Chesapeake CEO 'Deeply Sorry For Distraction' Of Past Two Weeks
HOUSTON - Chesapeake Energy Corp. Chief Executive Aubrey McClendon apologized to investors for what he called "distractions" in the wake of news reports that revealed questionable financial activities by the CEO and put company stock prices on a roller coaster.
Chesapeake share prices have been pounded by a steady wave of bad news involving McClendon and the company he co-founded. Media reports have detailed McClendon's use of personal shares in company wells as collateral against about $1.4 billion in loans from companies with financial ties to Chesapeake. The revelations caused McClendon to step down from his position as board chairman and the company to terminate the benefits program that allowed McClendon to claim the well stakes.
On Wednesday, Reuters reported that McClendon had been the head of a $200 million hedge fund that traded in commodities while serving as Chesapeake CEO, a potential conflict of interest.
Meanwhile, credit rating agencies and stock analysts have cut their outlook on the natural gas giant because of its heavy debt, complicated financial dealings and low natural gas prices.
McClendon attempted to defuse some of criticism. The CEO said media reports contained "a great deal of misinformation" but did not elaborate on details.
"I am deeply sorry for all the distractions of the past two weeks," he said during the call with investors.
McClendon also said Chesapeake is on track in its shift away from natural gas and toward more profitable oil production, despite projecting in crude drilling over the next few years that has worried investors.
Chesapeake, the second-largest natural gas producer after Exxon Mobil Corp., has seen its revenues fall as a glut of natural gas has pushed prices to historic lows. In February, it forecast a drop in its natural gas production and crude oil and natural gas liquids, which are used as fuel and raw material for chemicals.
But in an updated two-year production forecast released Tuesday, the company said its natural gas production would remain flat while crude oil and NGL production would be nearly half from first-quarter 2012 levels. Chesapeake shares fell more than 10% after the company released the updated forecast after market close Tuesday.
Chesapeake Chief Executive Aubrey McClendon said the drop in liquids production would only be short term as the company sold assets in key production fields such as the Permian Basin to drive down debt. The company will be able to drill more wells on land it will still own in the Eagle Ford shale in south Texas, where the company is spending a third of its capital expenditure budget, the Mississippi Lime region in Kansas and Oklahoma, and other regions.

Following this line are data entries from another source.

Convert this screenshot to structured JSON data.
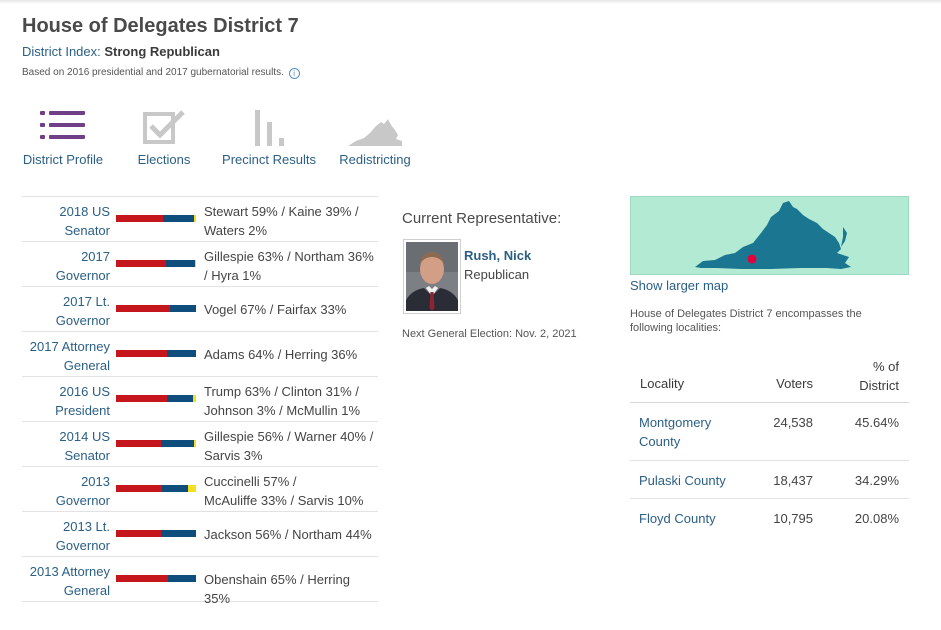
{
  "header": {
    "title": "House of Delegates District 7",
    "index_label": "District Index:",
    "index_value": "Strong Republican",
    "basis_text": "Based on 2016 presidential and 2017 gubernatorial results.",
    "info_icon": "info-icon"
  },
  "nav": {
    "items": [
      {
        "label": "District Profile",
        "icon": "list-icon"
      },
      {
        "label": "Elections",
        "icon": "ballot-checkbox-icon"
      },
      {
        "label": "Precinct Results",
        "icon": "bar-chart-icon"
      },
      {
        "label": "Redistricting",
        "icon": "virginia-map-icon"
      }
    ]
  },
  "colors": {
    "republican": "#c4161c",
    "democrat": "#0f4d7d",
    "other": "#f2e21d",
    "link": "#2b5f86",
    "nav_active": "#6f3f87",
    "nav_inactive": "#c8c8c8",
    "map_bg": "#b3ead3",
    "map_state": "#1b7791",
    "map_marker": "#e0003c"
  },
  "results": [
    {
      "race_line1": "2018 US",
      "race_line2": "Senator",
      "text_line1": "Stewart 59% / Kaine 39% /",
      "text_line2": "Waters 2%",
      "r": 59,
      "d": 39,
      "o": 2
    },
    {
      "race_line1": "2017",
      "race_line2": "Governor",
      "text_line1": "Gillespie 63% / Northam 36%",
      "text_line2": "/ Hyra 1%",
      "r": 63,
      "d": 36,
      "o": 1
    },
    {
      "race_line1": "2017 Lt.",
      "race_line2": "Governor",
      "text_line1": "Vogel 67% / Fairfax 33%",
      "text_line2": "",
      "r": 67,
      "d": 33,
      "o": 0
    },
    {
      "race_line1": "2017 Attorney",
      "race_line2": "General",
      "text_line1": "Adams 64% / Herring 36%",
      "text_line2": "",
      "r": 64,
      "d": 36,
      "o": 0
    },
    {
      "race_line1": "2016 US",
      "race_line2": "President",
      "text_line1": "Trump 63% / Clinton 31% /",
      "text_line2": "Johnson 3% / McMullin 1%",
      "r": 63,
      "d": 31,
      "o": 4
    },
    {
      "race_line1": "2014 US",
      "race_line2": "Senator",
      "text_line1": "Gillespie 56% / Warner 40% /",
      "text_line2": "Sarvis 3%",
      "r": 56,
      "d": 40,
      "o": 3
    },
    {
      "race_line1": "2013",
      "race_line2": "Governor",
      "text_line1": "Cuccinelli 57% /",
      "text_line2": "McAuliffe 33% / Sarvis 10%",
      "r": 57,
      "d": 33,
      "o": 10
    },
    {
      "race_line1": "2013 Lt.",
      "race_line2": "Governor",
      "text_line1": "Jackson 56% / Northam 44%",
      "text_line2": "",
      "r": 56,
      "d": 44,
      "o": 0
    },
    {
      "race_line1": "2013 Attorney",
      "race_line2": "General",
      "text_line1": "Obenshain 65% / Herring 35%",
      "text_line2": "",
      "r": 65,
      "d": 35,
      "o": 0
    }
  ],
  "representative": {
    "heading": "Current Representative:",
    "name": "Rush, Nick",
    "party": "Republican",
    "next_election": "Next General Election: Nov. 2, 2021",
    "photo_icon": "representative-photo"
  },
  "map": {
    "link_label": "Show larger map",
    "encompass_text": "House of Delegates District 7 encompasses the following localities:"
  },
  "localities": {
    "headers": {
      "locality": "Locality",
      "voters": "Voters",
      "pct_line1": "% of",
      "pct_line2": "District"
    },
    "rows": [
      {
        "name": "Montgomery County",
        "voters": "24,538",
        "pct": "45.64%"
      },
      {
        "name": "Pulaski County",
        "voters": "18,437",
        "pct": "34.29%"
      },
      {
        "name": "Floyd County",
        "voters": "10,795",
        "pct": "20.08%"
      }
    ]
  }
}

"The selling impacts 2012 and 2013 guidance, but it doesn't do anything to our outer-year targets--we'll simply drill more wells" McClendon said during a conference call with investors.
McClendon reiterated Chesapeake's goal to make $11.5 billion in asset sales and joint ventures in 2012 and bring the company's overall debt to $9.5 billion by the end of 2012. With natural gas prices at $2.50 a million British thermal unit, the company will have to "work harder" on asset sales to bring in enough money to pay down the debt, McClendon said.
Chesapeake Energy reported Tuesday a first quarter loss of $28 million on revenue of $2.42 billion, compared with a year-earlier loss of $162 million, missing analysts' targets.
Chesapeake expects to sell its Permian Basin oil and gas fields assets in West Texas in the third quarter, McClendon said. It also hopes to form joint ventures using its assets in the Mississippi Lime oil field in the next few months, and sell production rights to some of its assets in the Eagle Ford. It could also sell its oilfield services and midstream businesses.
Asset sales, an increase in natural gas prices to around $5 a million British thermal unit and increased oil production should bring Chesapeake $7 billion in cash flow by 2014, money that the company could then use for a share buyback, McClendon said.